Tentu saja, sosoknya memicu kontroversi karena secara terbuka menyatakan telah keluar Islam dan kini memeluk agama lain. Tentu banyak yang menyayangkan keputusan itu, terutama keluarga dan orang-orang yang pernah mengenalnya.
Namun, tulisan ini bukan untuk membahas kontroversi pindah agama tersebut, melainkan bagaimana idealnya sikap muslim terhadap orang yang telah murtad.
Baca Juga
Advertisement
Populer di kalangan muslim, murtad dihukum mati. Ini merujuk pada anjuran pada awal perkembangan Islam 14 abad silam. Namun, apakah hukuman itu masih relevan diterapkan?
Mengutip Muhammadiyah.or.id, dalam tata hukum Indonesia, persoalan pindah agama tidak dipandang sebagai perbuatan kriminal yang harus diperkarakan di meja pengadilan.
Menurut Anggota Majelis Tarjih, Sopa, Muhammadiyah sebagai organisasi kemasyarakatan Islam terbesar di Indonesia tidak pernah merekomendasikan untuk menerapkan hukuman mati bagi orang yang murtad.

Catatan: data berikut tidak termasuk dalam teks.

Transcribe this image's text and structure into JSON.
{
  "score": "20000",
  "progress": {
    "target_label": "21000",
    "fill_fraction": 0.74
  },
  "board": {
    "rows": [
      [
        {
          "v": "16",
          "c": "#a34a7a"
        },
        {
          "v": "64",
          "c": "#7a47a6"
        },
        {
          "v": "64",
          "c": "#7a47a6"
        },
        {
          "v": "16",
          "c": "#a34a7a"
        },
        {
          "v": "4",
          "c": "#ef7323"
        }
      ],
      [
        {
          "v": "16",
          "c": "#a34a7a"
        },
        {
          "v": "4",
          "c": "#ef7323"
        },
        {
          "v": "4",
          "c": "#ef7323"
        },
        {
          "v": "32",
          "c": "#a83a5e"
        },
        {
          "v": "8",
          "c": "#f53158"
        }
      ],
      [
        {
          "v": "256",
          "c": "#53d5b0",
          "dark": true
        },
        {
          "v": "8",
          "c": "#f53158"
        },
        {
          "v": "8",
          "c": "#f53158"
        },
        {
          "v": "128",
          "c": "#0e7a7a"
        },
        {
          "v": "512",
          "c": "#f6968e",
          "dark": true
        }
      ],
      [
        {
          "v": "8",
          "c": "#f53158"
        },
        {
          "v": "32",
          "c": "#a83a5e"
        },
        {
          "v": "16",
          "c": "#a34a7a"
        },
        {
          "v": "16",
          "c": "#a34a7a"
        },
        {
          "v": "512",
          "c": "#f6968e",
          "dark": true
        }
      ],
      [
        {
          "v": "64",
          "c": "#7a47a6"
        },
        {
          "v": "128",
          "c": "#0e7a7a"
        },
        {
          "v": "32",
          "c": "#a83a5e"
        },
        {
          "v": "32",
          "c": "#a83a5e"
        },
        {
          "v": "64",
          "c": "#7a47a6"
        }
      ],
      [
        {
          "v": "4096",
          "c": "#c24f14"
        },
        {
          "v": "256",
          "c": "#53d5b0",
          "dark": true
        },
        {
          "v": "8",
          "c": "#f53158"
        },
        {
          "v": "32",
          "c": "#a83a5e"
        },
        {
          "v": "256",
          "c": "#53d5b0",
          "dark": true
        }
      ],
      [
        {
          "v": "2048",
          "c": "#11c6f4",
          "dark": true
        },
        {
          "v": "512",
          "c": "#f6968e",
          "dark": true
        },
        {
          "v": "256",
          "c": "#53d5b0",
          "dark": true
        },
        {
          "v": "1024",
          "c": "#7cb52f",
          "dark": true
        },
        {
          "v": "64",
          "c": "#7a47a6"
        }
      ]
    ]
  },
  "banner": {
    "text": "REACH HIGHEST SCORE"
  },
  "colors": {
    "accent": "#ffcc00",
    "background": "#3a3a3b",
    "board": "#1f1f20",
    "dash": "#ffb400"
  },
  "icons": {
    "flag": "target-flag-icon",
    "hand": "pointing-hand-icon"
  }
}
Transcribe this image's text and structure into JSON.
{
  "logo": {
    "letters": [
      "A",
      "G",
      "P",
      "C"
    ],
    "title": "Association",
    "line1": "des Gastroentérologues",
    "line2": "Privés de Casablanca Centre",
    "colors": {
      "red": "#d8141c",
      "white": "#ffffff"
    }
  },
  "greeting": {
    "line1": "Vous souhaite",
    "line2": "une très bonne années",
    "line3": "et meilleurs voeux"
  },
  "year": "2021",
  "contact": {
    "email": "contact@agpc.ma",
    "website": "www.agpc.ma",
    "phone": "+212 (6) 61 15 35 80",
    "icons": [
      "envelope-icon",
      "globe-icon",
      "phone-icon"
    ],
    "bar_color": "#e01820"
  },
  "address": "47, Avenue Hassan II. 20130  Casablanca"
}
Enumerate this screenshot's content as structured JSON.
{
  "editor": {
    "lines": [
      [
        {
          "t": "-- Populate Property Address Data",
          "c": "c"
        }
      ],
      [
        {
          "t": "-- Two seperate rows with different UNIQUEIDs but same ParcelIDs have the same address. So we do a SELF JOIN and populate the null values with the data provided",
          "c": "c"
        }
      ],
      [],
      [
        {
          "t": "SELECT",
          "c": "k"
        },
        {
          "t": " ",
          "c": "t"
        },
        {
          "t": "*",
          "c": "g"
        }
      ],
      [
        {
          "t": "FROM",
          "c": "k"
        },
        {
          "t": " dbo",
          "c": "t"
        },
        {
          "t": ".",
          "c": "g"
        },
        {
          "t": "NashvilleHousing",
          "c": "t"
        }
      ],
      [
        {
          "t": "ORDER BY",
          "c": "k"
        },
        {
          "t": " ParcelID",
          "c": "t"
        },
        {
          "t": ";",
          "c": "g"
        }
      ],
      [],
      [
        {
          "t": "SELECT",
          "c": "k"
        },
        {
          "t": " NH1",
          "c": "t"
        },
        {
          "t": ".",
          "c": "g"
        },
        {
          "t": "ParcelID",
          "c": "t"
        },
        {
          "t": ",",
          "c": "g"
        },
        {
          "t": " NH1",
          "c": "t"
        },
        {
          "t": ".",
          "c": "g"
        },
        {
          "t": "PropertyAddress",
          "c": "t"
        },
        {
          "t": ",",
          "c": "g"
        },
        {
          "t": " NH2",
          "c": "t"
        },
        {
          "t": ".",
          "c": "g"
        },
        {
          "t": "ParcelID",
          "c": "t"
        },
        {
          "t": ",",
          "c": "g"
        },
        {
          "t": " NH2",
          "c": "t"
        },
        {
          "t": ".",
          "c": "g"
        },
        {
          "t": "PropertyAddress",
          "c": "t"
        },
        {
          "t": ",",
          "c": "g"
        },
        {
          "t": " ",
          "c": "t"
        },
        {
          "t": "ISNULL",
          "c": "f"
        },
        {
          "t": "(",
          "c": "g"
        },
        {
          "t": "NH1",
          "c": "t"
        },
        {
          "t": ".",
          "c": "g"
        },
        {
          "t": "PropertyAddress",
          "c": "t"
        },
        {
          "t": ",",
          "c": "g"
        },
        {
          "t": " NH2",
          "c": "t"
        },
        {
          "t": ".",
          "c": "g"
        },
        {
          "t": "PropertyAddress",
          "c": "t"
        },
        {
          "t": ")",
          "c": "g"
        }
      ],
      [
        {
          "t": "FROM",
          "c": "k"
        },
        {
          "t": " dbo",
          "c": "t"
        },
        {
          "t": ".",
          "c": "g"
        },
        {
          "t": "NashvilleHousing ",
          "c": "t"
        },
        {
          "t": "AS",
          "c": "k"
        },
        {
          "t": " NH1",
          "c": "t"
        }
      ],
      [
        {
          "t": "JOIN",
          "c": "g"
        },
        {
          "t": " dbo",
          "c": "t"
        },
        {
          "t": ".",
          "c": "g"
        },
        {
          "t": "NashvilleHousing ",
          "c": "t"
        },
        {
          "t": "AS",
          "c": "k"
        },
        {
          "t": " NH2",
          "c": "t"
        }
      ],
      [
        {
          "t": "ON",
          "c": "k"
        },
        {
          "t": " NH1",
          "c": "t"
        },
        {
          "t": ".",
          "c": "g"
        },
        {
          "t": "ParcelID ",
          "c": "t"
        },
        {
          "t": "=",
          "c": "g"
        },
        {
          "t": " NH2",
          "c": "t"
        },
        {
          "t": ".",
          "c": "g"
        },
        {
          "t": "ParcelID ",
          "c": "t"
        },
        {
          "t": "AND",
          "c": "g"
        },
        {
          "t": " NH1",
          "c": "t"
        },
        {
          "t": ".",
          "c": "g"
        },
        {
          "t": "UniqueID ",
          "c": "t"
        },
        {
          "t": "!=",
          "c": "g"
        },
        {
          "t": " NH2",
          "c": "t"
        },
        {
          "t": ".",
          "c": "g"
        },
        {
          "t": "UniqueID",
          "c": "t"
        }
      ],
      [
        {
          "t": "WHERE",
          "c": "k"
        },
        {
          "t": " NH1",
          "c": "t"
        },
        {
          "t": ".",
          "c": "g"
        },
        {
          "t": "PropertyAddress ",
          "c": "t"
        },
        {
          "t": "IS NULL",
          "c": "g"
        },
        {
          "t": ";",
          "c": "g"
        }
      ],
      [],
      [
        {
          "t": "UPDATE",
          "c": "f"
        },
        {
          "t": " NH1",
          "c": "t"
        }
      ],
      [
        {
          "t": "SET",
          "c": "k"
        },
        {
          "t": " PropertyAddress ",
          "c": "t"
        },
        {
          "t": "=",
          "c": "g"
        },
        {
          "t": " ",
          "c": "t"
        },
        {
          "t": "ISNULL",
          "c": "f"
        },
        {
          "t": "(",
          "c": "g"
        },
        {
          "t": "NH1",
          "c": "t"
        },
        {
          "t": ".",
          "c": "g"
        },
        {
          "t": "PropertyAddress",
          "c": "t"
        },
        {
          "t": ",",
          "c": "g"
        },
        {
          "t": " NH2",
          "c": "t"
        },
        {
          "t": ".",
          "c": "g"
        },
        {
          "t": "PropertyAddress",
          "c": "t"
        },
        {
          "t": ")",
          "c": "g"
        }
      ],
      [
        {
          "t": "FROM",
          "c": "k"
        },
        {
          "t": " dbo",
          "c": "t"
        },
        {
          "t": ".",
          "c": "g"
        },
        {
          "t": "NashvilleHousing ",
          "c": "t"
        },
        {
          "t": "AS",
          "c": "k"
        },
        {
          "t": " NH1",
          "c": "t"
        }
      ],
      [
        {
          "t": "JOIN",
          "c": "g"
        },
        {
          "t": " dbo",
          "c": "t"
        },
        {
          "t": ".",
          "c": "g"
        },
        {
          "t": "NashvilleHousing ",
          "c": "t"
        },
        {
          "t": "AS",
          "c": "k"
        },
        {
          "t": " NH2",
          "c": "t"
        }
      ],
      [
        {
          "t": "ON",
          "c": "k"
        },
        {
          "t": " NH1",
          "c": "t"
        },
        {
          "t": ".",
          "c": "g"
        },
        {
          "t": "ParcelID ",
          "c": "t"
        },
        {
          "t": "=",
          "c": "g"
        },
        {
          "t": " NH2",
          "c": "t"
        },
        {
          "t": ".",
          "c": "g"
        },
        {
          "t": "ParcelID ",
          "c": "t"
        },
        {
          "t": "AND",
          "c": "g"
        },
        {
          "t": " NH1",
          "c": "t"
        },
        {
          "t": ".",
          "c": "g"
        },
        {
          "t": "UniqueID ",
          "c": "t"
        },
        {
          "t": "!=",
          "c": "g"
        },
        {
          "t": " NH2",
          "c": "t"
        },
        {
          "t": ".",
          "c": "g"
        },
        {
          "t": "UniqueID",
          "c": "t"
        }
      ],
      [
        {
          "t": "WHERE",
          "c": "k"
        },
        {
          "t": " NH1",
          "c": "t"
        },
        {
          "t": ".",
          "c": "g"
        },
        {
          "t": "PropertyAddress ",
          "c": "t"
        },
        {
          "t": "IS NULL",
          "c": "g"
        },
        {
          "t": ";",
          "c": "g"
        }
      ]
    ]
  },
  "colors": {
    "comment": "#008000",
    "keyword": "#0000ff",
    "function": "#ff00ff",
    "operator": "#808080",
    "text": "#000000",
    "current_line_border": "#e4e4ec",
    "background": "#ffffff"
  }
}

Menurut dia, sikap muslim terhadap orang murtad sama dengan ketentuan umum tentang hubungan muslim dengan nonmuslim.
Dalam Fatwa Tarjih, bergaul atau berhubungan baik dengan nonmuslim dalam ruang lingkup kemasyarakatan boleh dilakukan. Termasuk menyantap makanan suguhan ketika bertamu di rumah nonmuslim, sepanjang bukan termasuk makanan yang diharamkan atau mengandung sesuatu yang haram.
Karena itu Fatwa Tarjih menegaskan bahwa menerima tamu atau bertamu ke rumah nonmuslim harus bersikap baik, dan dengan penuh penghormatan. Dan ini adalah bagian dari hubungan kemasyarakatan umum.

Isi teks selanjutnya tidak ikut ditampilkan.